Ansco acknowledged that it was prone to problems: “Through improper manipulation it is possible to 'lock' any of the more elaborate cameras on the market today. The Ansco Reflex is no exception to this. A customer using this type of camera should thoroughly familiarize himself with the instruction manual and routine before operating the camera. We supply each camera with a dummy roll of film to facilitate this requirement.”

Notes

  1. Tetherly, George W. “Behind Pay Rolls of the Triple Cities.” Binghamton Press, December 5, 1945.
  2. Tetherly, George W. “Ansco’s Newest Camera Looks Like ‘Going’ Item.” Binghamton Press, November 7, 1947.
  3. Tetherly, George W. “President Truman Given Ansco Reflex Camera.” Binghamton Press, February 13, 1948.
  4. United States. Annual Report - Office of Alien Property Custodian. June 30, 1944. Washington: U.S. Govt. Print. Off.
  5. United States. Annual Report - Office of Alien Property Custodian. June 30, 1945. Washington: U.S. Govt. Print. Off.

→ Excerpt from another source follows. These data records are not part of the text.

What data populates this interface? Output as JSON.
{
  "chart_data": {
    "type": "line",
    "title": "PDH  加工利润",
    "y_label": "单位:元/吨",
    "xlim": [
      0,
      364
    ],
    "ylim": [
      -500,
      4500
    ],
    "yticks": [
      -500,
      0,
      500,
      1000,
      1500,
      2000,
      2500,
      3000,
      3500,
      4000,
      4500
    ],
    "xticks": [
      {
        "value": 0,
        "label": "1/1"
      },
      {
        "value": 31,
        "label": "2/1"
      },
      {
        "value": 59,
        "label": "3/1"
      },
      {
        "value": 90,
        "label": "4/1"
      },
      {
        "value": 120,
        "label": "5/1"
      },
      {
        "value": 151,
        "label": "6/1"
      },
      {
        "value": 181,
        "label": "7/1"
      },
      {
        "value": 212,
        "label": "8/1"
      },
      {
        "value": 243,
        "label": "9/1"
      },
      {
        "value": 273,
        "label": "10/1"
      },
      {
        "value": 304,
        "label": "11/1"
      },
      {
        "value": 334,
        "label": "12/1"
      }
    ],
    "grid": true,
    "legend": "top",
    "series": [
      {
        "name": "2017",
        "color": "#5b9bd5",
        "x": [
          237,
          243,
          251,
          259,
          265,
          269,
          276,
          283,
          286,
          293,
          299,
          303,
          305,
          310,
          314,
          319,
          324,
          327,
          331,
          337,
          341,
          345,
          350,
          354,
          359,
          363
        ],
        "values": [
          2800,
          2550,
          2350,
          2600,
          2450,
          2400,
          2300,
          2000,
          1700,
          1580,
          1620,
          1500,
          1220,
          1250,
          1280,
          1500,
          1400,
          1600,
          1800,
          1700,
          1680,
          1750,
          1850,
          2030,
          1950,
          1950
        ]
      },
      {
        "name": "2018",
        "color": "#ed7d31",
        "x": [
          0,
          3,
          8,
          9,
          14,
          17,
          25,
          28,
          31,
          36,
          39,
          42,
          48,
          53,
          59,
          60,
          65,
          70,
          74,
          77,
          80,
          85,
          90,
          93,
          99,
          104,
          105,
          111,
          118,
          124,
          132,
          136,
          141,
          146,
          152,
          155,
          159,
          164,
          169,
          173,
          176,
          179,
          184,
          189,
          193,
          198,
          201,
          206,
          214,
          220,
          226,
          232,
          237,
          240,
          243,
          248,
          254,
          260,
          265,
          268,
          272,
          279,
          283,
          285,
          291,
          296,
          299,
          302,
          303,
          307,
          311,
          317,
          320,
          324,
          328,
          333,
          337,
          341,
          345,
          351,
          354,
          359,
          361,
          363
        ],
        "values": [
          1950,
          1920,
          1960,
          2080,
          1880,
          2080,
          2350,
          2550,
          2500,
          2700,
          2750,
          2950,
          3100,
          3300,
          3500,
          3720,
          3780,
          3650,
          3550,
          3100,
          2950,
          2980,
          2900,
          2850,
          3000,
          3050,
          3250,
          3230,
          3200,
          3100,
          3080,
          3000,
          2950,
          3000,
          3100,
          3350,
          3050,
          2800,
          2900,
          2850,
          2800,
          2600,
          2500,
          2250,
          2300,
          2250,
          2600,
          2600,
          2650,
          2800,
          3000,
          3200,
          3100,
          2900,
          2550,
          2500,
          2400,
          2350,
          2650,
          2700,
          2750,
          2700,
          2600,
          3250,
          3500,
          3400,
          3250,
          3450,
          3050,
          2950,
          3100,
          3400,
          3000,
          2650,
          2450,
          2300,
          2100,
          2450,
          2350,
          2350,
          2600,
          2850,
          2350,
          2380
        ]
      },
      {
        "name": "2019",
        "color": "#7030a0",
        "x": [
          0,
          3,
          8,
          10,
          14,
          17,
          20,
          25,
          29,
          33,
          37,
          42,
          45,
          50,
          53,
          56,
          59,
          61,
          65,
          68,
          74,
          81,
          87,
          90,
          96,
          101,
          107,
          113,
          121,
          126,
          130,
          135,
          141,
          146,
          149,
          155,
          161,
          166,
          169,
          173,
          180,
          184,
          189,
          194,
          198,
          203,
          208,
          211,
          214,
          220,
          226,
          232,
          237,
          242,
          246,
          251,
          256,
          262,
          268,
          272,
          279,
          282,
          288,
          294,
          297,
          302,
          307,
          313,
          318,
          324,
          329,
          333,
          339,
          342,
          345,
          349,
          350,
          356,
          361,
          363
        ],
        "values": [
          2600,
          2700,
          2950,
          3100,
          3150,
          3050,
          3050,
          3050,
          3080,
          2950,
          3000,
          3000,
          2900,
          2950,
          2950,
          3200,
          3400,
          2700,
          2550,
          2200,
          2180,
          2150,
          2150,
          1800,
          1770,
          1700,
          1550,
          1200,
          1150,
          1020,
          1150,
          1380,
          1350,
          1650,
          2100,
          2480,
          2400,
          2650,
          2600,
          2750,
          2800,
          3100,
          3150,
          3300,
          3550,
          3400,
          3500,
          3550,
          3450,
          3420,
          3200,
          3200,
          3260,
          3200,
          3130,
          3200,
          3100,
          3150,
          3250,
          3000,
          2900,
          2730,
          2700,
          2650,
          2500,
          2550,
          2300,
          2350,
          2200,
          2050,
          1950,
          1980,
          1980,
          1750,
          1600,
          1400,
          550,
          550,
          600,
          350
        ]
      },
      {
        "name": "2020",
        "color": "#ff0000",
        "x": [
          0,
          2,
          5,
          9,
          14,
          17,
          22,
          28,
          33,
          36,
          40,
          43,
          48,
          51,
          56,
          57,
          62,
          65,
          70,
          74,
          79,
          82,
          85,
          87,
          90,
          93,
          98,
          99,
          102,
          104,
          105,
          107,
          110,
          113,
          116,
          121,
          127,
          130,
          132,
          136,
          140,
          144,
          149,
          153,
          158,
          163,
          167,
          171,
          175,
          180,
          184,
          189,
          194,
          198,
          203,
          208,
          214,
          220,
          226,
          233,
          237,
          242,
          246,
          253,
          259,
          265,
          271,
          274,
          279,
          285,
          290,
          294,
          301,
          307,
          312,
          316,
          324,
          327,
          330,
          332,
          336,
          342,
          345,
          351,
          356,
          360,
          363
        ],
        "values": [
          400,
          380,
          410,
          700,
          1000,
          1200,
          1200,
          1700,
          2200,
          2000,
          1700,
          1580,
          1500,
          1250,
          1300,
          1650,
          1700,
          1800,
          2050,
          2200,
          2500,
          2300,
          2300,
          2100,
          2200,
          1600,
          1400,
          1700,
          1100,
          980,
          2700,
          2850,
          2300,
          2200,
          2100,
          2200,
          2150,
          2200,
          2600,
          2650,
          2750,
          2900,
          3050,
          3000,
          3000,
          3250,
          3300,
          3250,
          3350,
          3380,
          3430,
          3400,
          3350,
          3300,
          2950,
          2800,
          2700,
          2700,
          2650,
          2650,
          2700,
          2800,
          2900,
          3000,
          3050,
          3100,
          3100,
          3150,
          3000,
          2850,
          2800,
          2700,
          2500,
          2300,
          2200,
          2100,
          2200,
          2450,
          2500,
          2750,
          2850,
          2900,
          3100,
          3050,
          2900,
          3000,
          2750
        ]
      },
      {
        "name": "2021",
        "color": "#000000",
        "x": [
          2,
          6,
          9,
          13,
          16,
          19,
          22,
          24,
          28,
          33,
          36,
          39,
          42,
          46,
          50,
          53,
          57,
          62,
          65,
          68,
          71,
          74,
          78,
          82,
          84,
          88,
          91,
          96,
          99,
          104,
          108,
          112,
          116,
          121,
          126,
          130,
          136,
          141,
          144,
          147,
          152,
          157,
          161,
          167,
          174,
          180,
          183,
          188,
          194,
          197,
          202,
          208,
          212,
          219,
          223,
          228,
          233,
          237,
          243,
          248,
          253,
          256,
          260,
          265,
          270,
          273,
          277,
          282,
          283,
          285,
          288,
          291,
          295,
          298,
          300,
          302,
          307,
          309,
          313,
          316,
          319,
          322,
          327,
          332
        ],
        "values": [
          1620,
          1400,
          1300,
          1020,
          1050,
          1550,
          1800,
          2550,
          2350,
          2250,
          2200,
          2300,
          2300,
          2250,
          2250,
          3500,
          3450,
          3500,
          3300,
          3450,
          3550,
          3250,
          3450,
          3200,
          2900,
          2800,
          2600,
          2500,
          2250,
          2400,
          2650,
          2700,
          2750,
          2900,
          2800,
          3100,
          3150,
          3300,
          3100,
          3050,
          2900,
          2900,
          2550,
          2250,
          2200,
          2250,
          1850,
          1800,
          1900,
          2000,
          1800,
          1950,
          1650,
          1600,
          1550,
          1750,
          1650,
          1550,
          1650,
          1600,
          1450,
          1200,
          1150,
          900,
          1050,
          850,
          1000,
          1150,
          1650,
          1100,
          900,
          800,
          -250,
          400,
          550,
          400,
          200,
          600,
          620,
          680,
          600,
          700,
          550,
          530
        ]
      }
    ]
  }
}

  6. Administration of the Trading with the Enemy Act. :Hearings before the United States Senate Committee on the Judiciary, Subcommittee To Investigate the Administration of the Trading With the Enemy Act, Eighty-Third Congress, First Session. 1954. Washington.
  7. Binghamton Press. “Ansco to Boost Line Facilities By End of 1947,” October 23, 1946.
  8. Dreyfuss, Henry. A Record of Industrial Designs: 1929 Through 1947. New York: Davis, Delaney, Inc.
  9. Ansconian. “Ansco Cameras Now in Production,” December 1945.
  10. MacFie, Dave. “The New Ansco Automatic Reflex.” Minicam Photography, February 1948.
  11. The Daily Record. “Reflex Cameras Challenging Lead of Candid Type,” August 26, 1946.
  12. New York Times. “CAMERA NOTES: New Twin-Lens Reflex Is Now Available,” November 23, 1947, sec. Drama, Screen, Music, etc.
  13. Tetherly, George W. “Ansco’s Newest Camera Looks Like ‘Going’ Item.” Binghamton Press, November 7, 1947.